[Linux-HA] strange monitor behaviour
Andrew Beekhof
beekhof at gmail.com
Tue Jan 9 07:10:55 MST 2007
dont like short emails do you ;-)
On 1/8/07, Pavol Gono <palo.gono at gmail.com> wrote:
> On 1/8/07, Andrew Beekhof <beekhof at gmail.com> wrote:
> > On 1/5/07, Pavol Gono <palo.gono at gmail.com> wrote:
> > > In attachment there is the log from fico.
> > > The only difference in installation is beginning of configure options
> > > (because debo is debian, fico is gentoo distro):
> > > ./configure --with-group-name=cluster --with-ccmuser-name=cluster
> > > --with-group-id=65 --with-ccmuser-id=65 "CFLAGS=-fno-unit-at-a-time -g
> > > -O0" ...
> >
> > any reason you're not using the debian packages?
> >
> > you might also be better off with: ./ConfigureMe bootstrap
> > which will call configure with the correct options for most distros
>
> So my reasons for using latest sources:
> - I am using different distros on machines and I want to have the same
> code running (without special patches from distro maintainers) and the
> similar configure options
> - CIB configuration is still changing a lot, so I want to have the
> latest XML config as possible (updates during runtime of servers won't
> be so painful)
> - Less software dependencies when using custom configure options
> - I expect current code is much more closer to future 2.0.8 than to
> latest 2.0.7 version :)
makes sense :-)
>
>
> Concerning BasicSanityCheck script, I see many issues, and I don't
> know how much should I trust it:
>
> A)
> It would be nice to have some list of necessary software installed
> when one wants to run it. E.g. on SLES10 you need python-xml package.

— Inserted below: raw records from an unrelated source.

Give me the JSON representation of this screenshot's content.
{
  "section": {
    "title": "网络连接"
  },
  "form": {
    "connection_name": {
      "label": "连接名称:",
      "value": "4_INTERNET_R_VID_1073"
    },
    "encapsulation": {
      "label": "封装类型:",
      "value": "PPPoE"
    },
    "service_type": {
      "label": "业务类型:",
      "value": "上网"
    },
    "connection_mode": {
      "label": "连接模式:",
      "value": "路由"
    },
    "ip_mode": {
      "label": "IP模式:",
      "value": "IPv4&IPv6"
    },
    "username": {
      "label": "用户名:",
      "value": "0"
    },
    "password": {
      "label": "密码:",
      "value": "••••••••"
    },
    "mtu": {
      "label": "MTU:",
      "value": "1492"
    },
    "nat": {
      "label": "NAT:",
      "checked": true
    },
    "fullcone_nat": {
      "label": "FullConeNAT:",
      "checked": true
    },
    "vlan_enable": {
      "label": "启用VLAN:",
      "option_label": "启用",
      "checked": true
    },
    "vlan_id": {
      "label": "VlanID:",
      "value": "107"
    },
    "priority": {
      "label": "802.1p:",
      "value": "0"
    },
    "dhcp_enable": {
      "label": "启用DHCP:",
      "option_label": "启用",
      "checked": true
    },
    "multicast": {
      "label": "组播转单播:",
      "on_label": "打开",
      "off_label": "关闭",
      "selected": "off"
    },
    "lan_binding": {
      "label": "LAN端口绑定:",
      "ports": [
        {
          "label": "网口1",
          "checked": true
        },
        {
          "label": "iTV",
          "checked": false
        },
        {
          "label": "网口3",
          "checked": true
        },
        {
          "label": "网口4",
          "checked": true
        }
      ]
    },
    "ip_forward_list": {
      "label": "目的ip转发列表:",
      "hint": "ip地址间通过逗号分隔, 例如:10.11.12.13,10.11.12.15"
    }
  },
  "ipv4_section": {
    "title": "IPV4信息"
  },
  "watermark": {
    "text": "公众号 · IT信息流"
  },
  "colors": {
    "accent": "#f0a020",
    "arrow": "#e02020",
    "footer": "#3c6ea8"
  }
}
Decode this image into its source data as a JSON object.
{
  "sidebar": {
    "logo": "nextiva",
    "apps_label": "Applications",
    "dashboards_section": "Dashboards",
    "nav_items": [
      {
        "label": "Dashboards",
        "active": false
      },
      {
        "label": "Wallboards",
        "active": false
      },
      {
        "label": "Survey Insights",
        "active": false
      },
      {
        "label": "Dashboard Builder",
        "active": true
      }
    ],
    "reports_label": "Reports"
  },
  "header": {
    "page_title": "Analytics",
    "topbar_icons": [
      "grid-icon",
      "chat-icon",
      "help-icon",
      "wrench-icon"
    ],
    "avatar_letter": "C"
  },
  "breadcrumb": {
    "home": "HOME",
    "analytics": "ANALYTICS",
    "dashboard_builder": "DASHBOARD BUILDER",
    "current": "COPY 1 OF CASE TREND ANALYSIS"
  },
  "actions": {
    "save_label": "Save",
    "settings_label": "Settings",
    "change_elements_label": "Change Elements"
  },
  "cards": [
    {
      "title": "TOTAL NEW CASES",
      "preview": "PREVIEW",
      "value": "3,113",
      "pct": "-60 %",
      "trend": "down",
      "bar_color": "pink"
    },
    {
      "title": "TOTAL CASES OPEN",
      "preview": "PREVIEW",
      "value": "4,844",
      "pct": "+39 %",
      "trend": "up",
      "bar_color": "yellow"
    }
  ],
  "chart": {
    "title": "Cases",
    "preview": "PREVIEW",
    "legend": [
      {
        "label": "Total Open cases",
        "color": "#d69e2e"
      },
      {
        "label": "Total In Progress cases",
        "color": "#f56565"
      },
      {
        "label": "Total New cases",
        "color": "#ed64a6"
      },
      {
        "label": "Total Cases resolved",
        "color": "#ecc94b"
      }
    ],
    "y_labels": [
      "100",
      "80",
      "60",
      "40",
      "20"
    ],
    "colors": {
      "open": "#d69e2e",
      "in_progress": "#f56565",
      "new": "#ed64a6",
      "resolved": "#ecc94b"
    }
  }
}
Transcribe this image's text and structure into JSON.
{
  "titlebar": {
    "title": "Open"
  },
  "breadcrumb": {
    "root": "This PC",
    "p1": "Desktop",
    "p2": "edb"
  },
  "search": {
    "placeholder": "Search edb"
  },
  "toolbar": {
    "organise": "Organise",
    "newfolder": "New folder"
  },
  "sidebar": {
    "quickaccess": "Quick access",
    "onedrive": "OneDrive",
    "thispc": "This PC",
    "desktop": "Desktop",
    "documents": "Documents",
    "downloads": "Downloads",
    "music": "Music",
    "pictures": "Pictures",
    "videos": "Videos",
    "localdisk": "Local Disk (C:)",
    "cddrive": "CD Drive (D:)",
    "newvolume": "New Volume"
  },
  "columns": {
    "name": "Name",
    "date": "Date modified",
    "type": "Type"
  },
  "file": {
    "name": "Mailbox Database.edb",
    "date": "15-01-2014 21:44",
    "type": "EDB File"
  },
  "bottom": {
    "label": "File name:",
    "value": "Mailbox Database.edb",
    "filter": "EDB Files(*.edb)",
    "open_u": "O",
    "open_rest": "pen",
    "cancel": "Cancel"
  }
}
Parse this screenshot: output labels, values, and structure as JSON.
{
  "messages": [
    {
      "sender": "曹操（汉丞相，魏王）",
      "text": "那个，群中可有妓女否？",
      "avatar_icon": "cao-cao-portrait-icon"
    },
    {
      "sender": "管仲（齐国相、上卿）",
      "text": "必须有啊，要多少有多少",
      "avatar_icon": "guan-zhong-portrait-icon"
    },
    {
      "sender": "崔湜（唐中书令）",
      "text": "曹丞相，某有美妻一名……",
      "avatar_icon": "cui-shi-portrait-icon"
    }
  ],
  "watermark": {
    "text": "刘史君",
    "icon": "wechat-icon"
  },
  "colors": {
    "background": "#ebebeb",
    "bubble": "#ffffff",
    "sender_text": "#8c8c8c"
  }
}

> On debian (debo machine), installing python-dev or python-xml
> decreased number of 'BadNews' from 26 to 2. Maybe python version is
> also important...
can you send me both outputs? that shouldn't be the case.
> B)
> On my notebook I use debian sarge, python version 2.4. When using HB
> sources directly (changeset 9918) and configure options equal to debo
> machine, BasicSanityCheck made a strange exception. Snippet from
> linux-ha.testlog:
> ... CTS: Warn: Startup pattern not found: crmd.*pgnotas: State
> transition.*-> S_IDLE
> ... CTS: Node pgnotas status:
> ... CTS: Node status for pgnotas is down but we think it should be up
> ... CTS: Warn: Start failed for node pgnotas
> ... CTS: Tearing down partial setup
> ... CTS: Stopping Cluster Manager on BSC node(s).
> ... CTS: Exception by exceptions.TypeError
> ... CTS: Traceback (most recent call last):
> ... CTS: File "/usr/local/lib/heartbeat/cts/CTSlab.py", line 791, in ?
> ... CTS: overall, detailed = tests.run(NumIter)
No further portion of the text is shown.